Antagonis Cantik Tawanan Mafia Kejam

Bagian satu

“Di mana aku?” bingung Lala saat dirinya terbagung di sebuah kamar yang begitu asing.

Seingatnya, ia mengalami kecelakaan mobil saat pulang dari kampus. Tetapi, saat dirinya terbangun… bukan rumah sakit yang dilihatnya, tetapi sebuah kamar yang tidak seluas kamar miliknya.

“Aku benci tempat sempit!” kesalnya sambil turun dari tempat tidur.

Rasanya begitu panas, kalau berada di tempat yang sempit. Jadi, Lala memutuskan untuk keluar dari kamar kecil tersebut. Mata hijaunya terpaku saat melihat pemandangan di depannya, ternyata tempat ini sangat luas, bahkan nyaris mirip dengan Mansion milik keluarga.

“Clara!” panggilan itu tertuju padanya.

Lala tidak menanggapinya, karena namanya bukan Clara. Gadis itu melangkah ke arah lift, tetapi lelaki yang tadi memanggilnya langsung menahan tangannya.

“Kenapa kau mengabaikan panggilanku?” tanya lelaki itu dengan tatapan marahnya.

“Lepaskan tanganku!” Clara meringis pelan, saat lelaki itu mencengkeram tangannya dengan kuat.

“Kau sudah berani melawanku?” Marah lelaki itu.

Lala mengernyit bingung, “Kau siapa? Aku tidak mengenalmu!” Gadis itu menyentakkan tangannya sampai cengkeraman pria itu terlepas.

“Kali ini apa rencanamu? Apa kau berpura-pura hilang ingatan agar tidak dihukum?” Tanya lelaki itu sambil menahan bahu Lala.

“Aku tidak mengerti!” Lala menatapnya dengan bingung.

“Clara Shamora!” Seruan itu membuatnya terkejut.

Clara Shamora, nama tersebut terdengar tidak asing di telinga Lala.

Plak!

Sebuah tamparan keras, Lala rasakan di pipi kirinya. Gadis itu meringis pelan, selama ia hidup… baru kali ini ada orang asing yang sudah berani menamparnya.

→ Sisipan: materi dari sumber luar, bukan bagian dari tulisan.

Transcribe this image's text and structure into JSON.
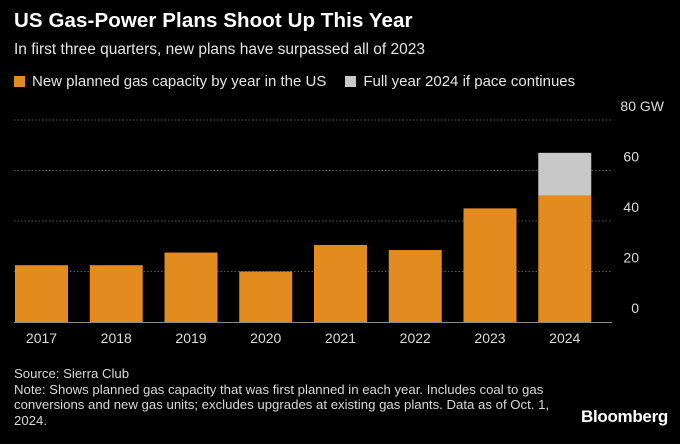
{
  "title": "US Gas-Power Plans Shoot Up This Year",
  "subtitle": "In first three quarters, new plans have surpassed all of 2023",
  "legend": [
    {
      "label": "New planned gas capacity by year in the US",
      "color": "#e38b1e"
    },
    {
      "label": "Full year 2024 if pace continues",
      "color": "#c8c8c8"
    }
  ],
  "chart_data": {
    "type": "bar",
    "stacked": true,
    "categories": [
      "2017",
      "2018",
      "2019",
      "2020",
      "2021",
      "2022",
      "2023",
      "2024"
    ],
    "series": [
      {
        "name": "New planned gas capacity by year in the US",
        "color": "#e38b1e",
        "values": [
          22.5,
          22.5,
          27.5,
          20,
          30.5,
          28.5,
          45,
          50
        ]
      },
      {
        "name": "Full year 2024 if pace continues",
        "color": "#c8c8c8",
        "values": [
          0,
          0,
          0,
          0,
          0,
          0,
          0,
          17
        ]
      }
    ],
    "y_ticks": [
      "0",
      "20",
      "40",
      "60",
      "80 GW"
    ],
    "y_tick_values": [
      0,
      20,
      40,
      60,
      80
    ],
    "ylim": [
      0,
      80
    ],
    "yunit": "GW",
    "grid": true
  },
  "footnote": {
    "source": "Source: Sierra Club",
    "note": "Note: Shows planned gas capacity that was first planned in each year. Includes coal to gas conversions and new gas units; excludes upgrades at existing gas plants. Data as of Oct. 1, 2024."
  },
  "brand": "Bloomberg"
}
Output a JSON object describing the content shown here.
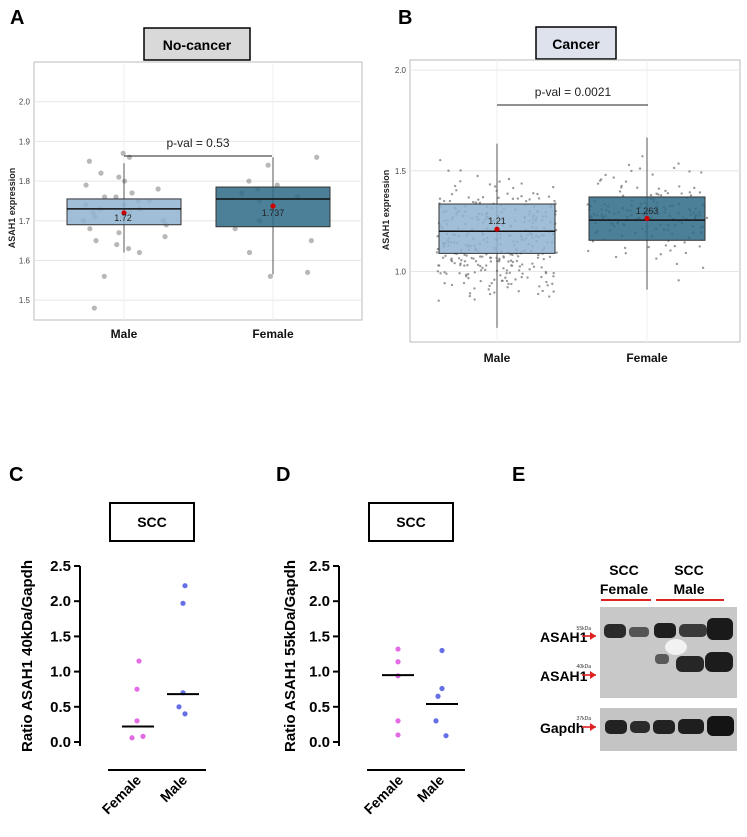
{
  "panels": {
    "A": {
      "letter": "A",
      "title": "No-cancer",
      "ylabel": "ASAH1 expression",
      "pval": "p-val = 0.53",
      "yticks": [
        "1.5",
        "1.6",
        "1.7",
        "1.8",
        "1.9",
        "2.0"
      ],
      "categories": [
        "Male",
        "Female"
      ],
      "mean_labels": [
        "1.72",
        "1.737"
      ]
    },
    "B": {
      "letter": "B",
      "title": "Cancer",
      "ylabel": "ASAH1 expression",
      "pval": "p-val = 0.0021",
      "yticks": [
        "1.0",
        "1.5",
        "2.0"
      ],
      "categories": [
        "Male",
        "Female"
      ],
      "mean_labels": [
        "1.21",
        "1.263"
      ]
    },
    "C": {
      "letter": "C",
      "title": "SCC",
      "ylabel": "Ratio ASAH1 40kDa/Gapdh",
      "yticks": [
        "0.0",
        "0.5",
        "1.0",
        "1.5",
        "2.0",
        "2.5"
      ],
      "categories": [
        "Female",
        "Male"
      ]
    },
    "D": {
      "letter": "D",
      "title": "SCC",
      "ylabel": "Ratio ASAH1 55kDa/Gapdh",
      "yticks": [
        "0.0",
        "0.5",
        "1.0",
        "1.5",
        "2.0",
        "2.5"
      ],
      "categories": [
        "Female",
        "Male"
      ]
    },
    "E": {
      "letter": "E",
      "group1_line1": "SCC",
      "group1_line2": "Female",
      "group2_line1": "SCC",
      "group2_line2": "Male",
      "band1_label": "ASAH1",
      "band1_kda": "55kDa",
      "band2_label": "ASAH1",
      "band2_kda": "40kDa",
      "gapdh_label": "Gapdh",
      "gapdh_kda": "37kDa"
    }
  },
  "colors": {
    "box_male_light": "#8fb3d0",
    "box_female_dark": "#2d6a87",
    "mean_dot": "#cc0000",
    "female_dot": "#e36be3",
    "male_dot": "#6670e6",
    "title_fill": "#d9d9d9",
    "title_fill_b": "#dde2ec",
    "arrow": "#dd2222"
  },
  "chart_data": [
    {
      "panel": "A",
      "type": "box",
      "title": "No-cancer",
      "ylabel": "ASAH1 expression",
      "ylim": [
        1.45,
        2.1
      ],
      "categories": [
        "Male",
        "Female"
      ],
      "boxes": [
        {
          "name": "Male",
          "q1": 1.69,
          "median": 1.73,
          "q3": 1.755,
          "whisker_low": 1.62,
          "whisker_high": 1.845,
          "mean": 1.72
        },
        {
          "name": "Female",
          "q1": 1.685,
          "median": 1.755,
          "q3": 1.785,
          "whisker_low": 1.565,
          "whisker_high": 1.86,
          "mean": 1.737
        }
      ],
      "points": [
        {
          "group": "Male",
          "values": [
            1.87,
            1.86,
            1.85,
            1.82,
            1.81,
            1.8,
            1.79,
            1.78,
            1.77,
            1.76,
            1.76,
            1.75,
            1.75,
            1.74,
            1.74,
            1.73,
            1.73,
            1.72,
            1.72,
            1.71,
            1.71,
            1.7,
            1.7,
            1.69,
            1.68,
            1.67,
            1.66,
            1.65,
            1.64,
            1.63,
            1.62,
            1.56,
            1.48
          ]
        },
        {
          "group": "Female",
          "values": [
            1.86,
            1.84,
            1.8,
            1.79,
            1.78,
            1.77,
            1.76,
            1.75,
            1.7,
            1.68,
            1.65,
            1.62,
            1.57,
            1.56
          ]
        }
      ],
      "annotation": "p-val = 0.53"
    },
    {
      "panel": "B",
      "type": "box",
      "title": "Cancer",
      "ylabel": "ASAH1 expression",
      "ylim": [
        0.65,
        2.05
      ],
      "categories": [
        "Male",
        "Female"
      ],
      "boxes": [
        {
          "name": "Male",
          "q1": 1.09,
          "median": 1.2,
          "q3": 1.335,
          "whisker_low": 0.72,
          "whisker_high": 1.635,
          "mean": 1.21
        },
        {
          "name": "Female",
          "q1": 1.155,
          "median": 1.255,
          "q3": 1.37,
          "whisker_low": 0.91,
          "whisker_high": 1.665,
          "mean": 1.263
        }
      ],
      "annotation": "p-val = 0.0021"
    },
    {
      "panel": "C",
      "type": "scatter",
      "title": "SCC",
      "ylabel": "Ratio ASAH1 40kDa/Gapdh",
      "ylim": [
        0,
        2.5
      ],
      "categories": [
        "Female",
        "Male"
      ],
      "series": [
        {
          "name": "Female",
          "values": [
            1.15,
            0.75,
            0.3,
            0.08,
            0.06
          ],
          "median": 0.22
        },
        {
          "name": "Male",
          "values": [
            2.22,
            1.97,
            0.7,
            0.5,
            0.4
          ],
          "median": 0.68
        }
      ]
    },
    {
      "panel": "D",
      "type": "scatter",
      "title": "SCC",
      "ylabel": "Ratio ASAH1 55kDa/Gapdh",
      "ylim": [
        0,
        2.5
      ],
      "categories": [
        "Female",
        "Male"
      ],
      "series": [
        {
          "name": "Female",
          "values": [
            1.32,
            1.14,
            0.94,
            0.3,
            0.1
          ],
          "median": 0.95
        },
        {
          "name": "Male",
          "values": [
            1.3,
            0.76,
            0.65,
            0.3,
            0.09
          ],
          "median": 0.54
        }
      ]
    }
  ]
}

“Minta maaf kepada Bella!” Suruh pria yang baru saja menamparnya.

Lala terdiam, mengabaikan tatapan tajam kedua laki-laki yang wajahnya hampir mirip itu. Lala kembali masuk ke dalam kamar yang tadi, ia mencari cermin untuk melihat wajahnya.

“Ini bukan wajahku!” Kagetnya saat melihat wajahnya yang benar-benar berbeda.

“Clara Shamora!” Teriakan itu membuatnya terkejut.

“Clara Shamora, bukannya itu nama antagonis di dalam novel DARK BELLE?” Lala mengingat nama tersebut.

“Jangan bilang, aku memasuki raga Clara?” Lala seakan tidak percaya dengan apa yang dialaminya.

Belum sempat gadis itu mencerna apa yang terjadi kepadanya, tangannya sudah ditarik untuk keluar dari dalam kamar.

“Kak Gabriel, Bella tidak apa-apa. Jadi, Clara tidak perlu minta maaf,” ucap seorang gadis yang memiliki tatapan teduhnya.

“Bella, kau terlalu baik. Tapi Clara sudah keterlaluan, jadi dia harus meminta maaf kepadamu,” ucap pria yang bernama Gabriel.

Gabriel adalah kakak tertua dari Clara, sang antagonis wanita yang raganya saat ini ditempati oleh Lala. Lalu lelaki yang tadi mencengkeram tangan Lala, bernama Joan.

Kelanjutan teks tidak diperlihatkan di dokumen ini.